でも、その時には無意識のホメオスタシスが、自嘲や屈辱や怯えや恐怖といったとても親切な囁き声で、あなたを安心安全な現状へと引き戻そうとしてきます。しかもそれらは自動的に起動してくるので、ちょっとやそっとのやる気を見せたぐらいでは太刀打ちできません。

 

では、そんな時はどうしたらいいのでしょうか?

まず、自嘲や屈辱や怯えや恐怖といったことに対処するのは諦めます。そこを短期的に克服しようとはしません。そうではなく、それらがあっても気にならないようにします。少し専門的に言うとスコトーマに隠します。

 

で、どういった方法で自嘲や屈辱や怯えや恐怖をスコトーマに隠すのか?

それは強烈に輝く光、その一点のみに焦点を合わせることです。光というと怪しげな雰囲気が漂って来そうですが、光というのはもちろん比喩であり、具体的に例をあげれば「自分のゴールに対する本気の気持ち」「自分の対する大きな自信」「自分の信じることへゆるぎない信頼」というような、あなた自身やあなたの進む未来を輝かせている光のことです。光イコールゴールの輝きです。

自分の中にある、自嘲や屈辱や怯えや恐怖といった弱さを自覚しているからこそ、進むべき道しるべとして、強烈に輝く光だけを自分をナビゲートしてくれる指針とします。そうすることで、自嘲や屈辱や怯えや恐怖といった弱さは光の影に隠れて見えにくくなるのです。

 

ウェイバーは自嘲を忘れた。今日までの屈辱を、明日への怯えを、いま死に臨むこの瞬間の恐怖を忘れた。
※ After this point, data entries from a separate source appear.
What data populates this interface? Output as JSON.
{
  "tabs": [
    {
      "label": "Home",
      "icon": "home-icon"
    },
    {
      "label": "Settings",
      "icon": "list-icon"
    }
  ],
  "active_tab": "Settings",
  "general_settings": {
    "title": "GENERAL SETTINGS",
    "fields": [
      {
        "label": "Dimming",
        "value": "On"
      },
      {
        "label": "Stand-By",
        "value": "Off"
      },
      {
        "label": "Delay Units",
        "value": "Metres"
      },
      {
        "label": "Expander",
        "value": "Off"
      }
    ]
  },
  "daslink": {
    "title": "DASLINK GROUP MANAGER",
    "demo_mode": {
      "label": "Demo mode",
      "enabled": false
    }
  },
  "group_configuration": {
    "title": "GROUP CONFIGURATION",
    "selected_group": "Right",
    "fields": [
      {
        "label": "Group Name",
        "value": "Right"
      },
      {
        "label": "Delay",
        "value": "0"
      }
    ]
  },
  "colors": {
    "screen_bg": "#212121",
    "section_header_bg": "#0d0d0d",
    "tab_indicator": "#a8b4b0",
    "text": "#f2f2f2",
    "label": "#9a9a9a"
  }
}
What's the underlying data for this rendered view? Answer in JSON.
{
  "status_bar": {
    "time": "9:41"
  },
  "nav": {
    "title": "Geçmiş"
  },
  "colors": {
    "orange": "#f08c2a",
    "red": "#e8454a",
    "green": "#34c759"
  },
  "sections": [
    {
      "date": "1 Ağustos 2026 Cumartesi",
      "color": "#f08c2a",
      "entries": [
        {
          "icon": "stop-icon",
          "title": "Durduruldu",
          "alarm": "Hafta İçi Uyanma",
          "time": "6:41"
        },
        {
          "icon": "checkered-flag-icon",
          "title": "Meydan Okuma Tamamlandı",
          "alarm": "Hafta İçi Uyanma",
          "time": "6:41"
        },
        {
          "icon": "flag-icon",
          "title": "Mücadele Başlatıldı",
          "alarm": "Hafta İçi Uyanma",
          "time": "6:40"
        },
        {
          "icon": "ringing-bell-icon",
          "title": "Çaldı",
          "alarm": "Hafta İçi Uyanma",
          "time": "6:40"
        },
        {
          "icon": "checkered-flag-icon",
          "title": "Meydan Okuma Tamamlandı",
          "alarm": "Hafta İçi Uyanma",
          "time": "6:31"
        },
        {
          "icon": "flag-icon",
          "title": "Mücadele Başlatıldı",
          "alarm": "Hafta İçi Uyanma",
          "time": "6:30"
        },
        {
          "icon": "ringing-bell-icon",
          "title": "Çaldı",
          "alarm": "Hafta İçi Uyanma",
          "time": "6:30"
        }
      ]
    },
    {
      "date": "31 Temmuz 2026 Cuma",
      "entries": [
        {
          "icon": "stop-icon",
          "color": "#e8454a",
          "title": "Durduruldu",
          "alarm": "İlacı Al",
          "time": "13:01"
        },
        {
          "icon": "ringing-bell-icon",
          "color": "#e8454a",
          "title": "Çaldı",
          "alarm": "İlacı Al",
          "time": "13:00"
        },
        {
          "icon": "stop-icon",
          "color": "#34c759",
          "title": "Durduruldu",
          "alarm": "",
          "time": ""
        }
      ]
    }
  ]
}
ただ〝勝ちに征くのだ”という揺るがぬ認識だけが、空っぽの胸に根を下ろす。

 

ウェイバーは自嘲や屈辱や怯えや恐怖を克服したわけではありません。ただそれらが見えなくなっただけです。スコトーマに隠れたことで忘れてしまったのです。

そして見えているのは『勝ちに征くのだ』という強烈に輝く光、その一点のみです。

 

しかも、ウェイバーがその強烈に輝く光に焦点を当てられたのも自分の力ではありません。それはライダー(英雄王・イスカンダル)からの言葉によってもたらされました。

 

「貴様は今日まで、余と同じ敵に立ち向かってきた男ではないか。ならば、朋友(とも)だ。胸を張って堂々と余に比肩せよ」

 

ウェイバーが信頼し本物の英雄として認めているライダーが、今までの自分を朋友として認めてくれたことにより、自嘲や屈辱や怯えや恐怖が見えなくなったのです。

 

ウェーバーにしてみればゴールよりも、ライダーの在り方そのものが強烈に輝く光であり、その光に対するゆるぎない信頼があるからこそ、ライダーの言葉により自嘲や屈辱や怯えや恐怖が見えなくなったと言う方が正しいかもしれません。

 

敗北もない。恥辱もない。彼はいま王と共にある。その覇道を信じて馳せるなら、どんなに頼りない足ですら、いつかは世界の果てにまで届くだろうと——疑いもなくそう信じられた。

 

「強烈に輝く光が自分と共にあるのなら、自分の足がどんなに頼りなくてもいつかは自分のゴールに届くだろう」そう思える光とともに歩むことが出来れば、それは自分の弱さや恐怖などは、気にならなくなるのです。怯えや恐怖に出くわしてしまったら「こんにちは」と笑顔で挨拶を交わして、またすぐに光の方向を向けばいいのです。

 

そして、自分の信じる光の方向に歩んで行くことが、あなたのゴール達成であり在り方となるのです。

 

Fate/Zero(6)煉獄の炎 (星海社文庫)

今回も最後まで読んでいただき、ありがとうございました。